La région Grand Est a initié une première libéralisation sur les lignes entre Nancy et Contrexéville ainsi qu’entre Strasbourg, Saint-Dié-des-Vosges et Epinal. Mais le gros du morceau sera constitué par les lignes transfrontalières vers l’Allemagne soit au départ de Metz, Strasbourg et Mulhouse pour rallier les villes des Länder de Rhénanie-Palatinat, de Sarre et du Bade-Wurtemberg. Avec possiblement un début d’exploitation par un opérateur privé prévu pour débuter en décembre 2024. « Pour que l’offre TER séduise les voyageurs et leur fasse abandonner la voiture, les opérateurs sont obligés de proposer beaucoup de fréquences et pas seulement aux heures de pointe, souligne David Valence. « Ils doivent en outre diversifier les clientèles avec des passagers loisir afin de ne pas être uniquement dépendants de personnes ayant des déplacements contraints.
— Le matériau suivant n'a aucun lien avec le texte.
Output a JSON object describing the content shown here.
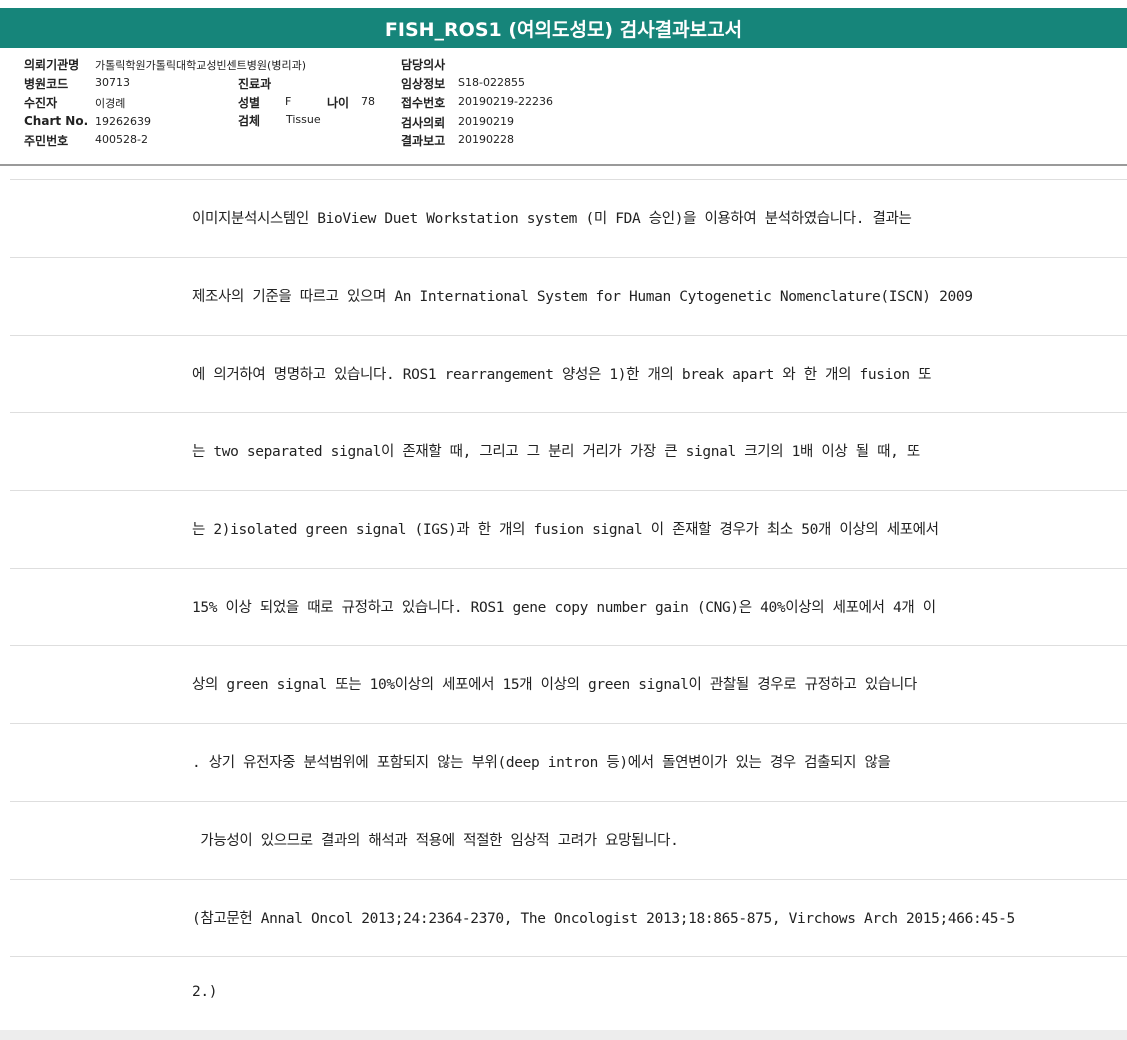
{
  "header": {
    "title": "FISH_ROS1 (여의도성모) 검사결과보고서"
  },
  "info": {
    "institution_label": "의뢰기관명",
    "institution_value": "가톨릭학원가톨릭대학교성빈센트병원(병리과)",
    "hospital_code_label": "병원코드",
    "hospital_code_value": "30713",
    "patient_label": "수진자",
    "patient_value": "이경례",
    "chart_label": "Chart No.",
    "chart_value": "19262639",
    "resident_label": "주민번호",
    "resident_value": "400528-2",
    "dept_label": "진료과",
    "dept_value": "",
    "sex_label": "성별",
    "sex_value": "F",
    "age_label": "나이",
    "age_value": "78",
    "specimen_label": "검체",
    "specimen_value": "Tissue",
    "doctor_label": "담당의사",
    "doctor_value": "",
    "clinical_label": "임상정보",
    "clinical_value": "S18-022855",
    "receipt_label": "접수번호",
    "receipt_value": "20190219-22236",
    "request_label": "검사의뢰",
    "request_value": "20190219",
    "report_label": "결과보고",
    "report_value": "20190228"
  },
  "lines": [
    "이미지분석시스템인 BioView Duet Workstation system (미 FDA 승인)을 이용하여 분석하였습니다. 결과는",
    "제조사의 기준을 따르고 있으며 An International System for Human Cytogenetic Nomenclature(ISCN) 2009",
    "에 의거하여 명명하고 있습니다. ROS1 rearrangement 양성은 1)한 개의 break apart 와 한 개의 fusion 또",
    "는 two separated signal이 존재할 때, 그리고 그 분리 거리가 가장 큰 signal 크기의 1배 이상 될 때, 또",
    "는 2)isolated green signal (IGS)과 한 개의 fusion signal 이 존재할 경우가 최소 50개 이상의 세포에서",
    "15% 이상 되었을 때로 규정하고 있습니다. ROS1 gene copy number gain (CNG)은 40%이상의 세포에서 4개 이",
    "상의 green signal 또는 10%이상의 세포에서 15개 이상의 green signal이 관찰될 경우로 규정하고 있습니다",
    ". 상기 유전자중 분석범위에 포함되지 않는 부위(deep intron 등)에서 돌연변이가 있는 경우 검출되지 않을",
    " 가능성이 있으므로 결과의 해석과 적용에 적절한 임상적 고려가 요망됩니다.",
    "(참고문헌 Annal Oncol 2013;24:2364-2370, The Oncologist 2013;18:865-875, Virchows Arch 2015;466:45-5",
    "2.)"
  ]
}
Car il est impératif de trouver des usagers pour remplir les trains creux en journée ce qui ne se fera pas qu’avec des tarifs attractifs« , poursuit le Président du Conseil d’orientation des infrastructures et député des Vosges. Selon la loi de réforme ferroviaire, il est important de rappeler que c’est aux régions que revient la responsabilité de fixer les tarifs des TER. D’où une multiplicité de tarifs d’une région à l’autre. Et des billets qui ont aussi tendance à flamber depuis un an en raison de l’augmentation du coût des énergies.

Transdev demande un total accès aux données lors des appels d’offre

Malgré ce premier succès dans la région Sud et après avoir répondu aux appels d’offre des Hauts-de-France et des Pays de la Loire, Transdev considère l’ouverture à la concurrence difficile en France. « L’avenir de ce processus dépendra des critères d’ouverture des régions et surtout de conditions égales pour les nouveaux entrants, déclarait en juin Alix Lecadre, directrice Offres et métiers ferroviaires chez Trandev lors de la conférence organisée par Trainline. La situation est contrastée selon les régions. La difficulté est d’obtenir des informations sur le service de la SNCF pour que l’équité dans l’appel d’offre soit respecté. Dans les dernières procédures, ce n’était pas toujours le cas« . Estimant que les règles sont inégales et imparfaites dans les conditions actuelles, Transdev se montre sélectif et ne devrait par exemple pas répondre à l’appel d’offre de la région Grand Est en raison d’un cahier des charges complexe et de l’absence dans le contrat d’atelier de maintenance sur le second lot (transfrontalier). « Nous aurons la même réflexion lors des futurs appels d’offre. Transdev n’y va pas pour faire plaisir aux régions car chaque candidature représente un coût d’environ 3M€. D’où la nécessité d’équilibrer les coûts et les gains » pointe Alix Lecadre.

L’ouverture à la concurrence est désormais en marche en France avec comme bénéfice sur les lignes à grande vitesse concernées un accroissement sensible de l’offre et des tarifs en baisse. L’occasion de voir qu’il est possible de faire circuler davantage de trains et notamment sur les LGV, le réseau ferroviaire français étant loin d’atteindre la saturation. Si l’ouverture est plus timide à ce jour en région, celle-ci s’accélérera d’ici fin 2032. D’ici là, les passagers en apprécieront bientôt aussi les effets positifs dans les territoires où cette libéralisation est initiée. Car même si la SNCF remporte la majorité des appels d’offre, la compagnie nationale s’engage à y augmenter son offre et à investir dans la maintenance des rames. En attendant de possibles réouvertures de lignes. Enfin, qui dit plus de trains et des rames mieux remplies dit voyages plus verts et une contribution certaine à la transition écologique du pays.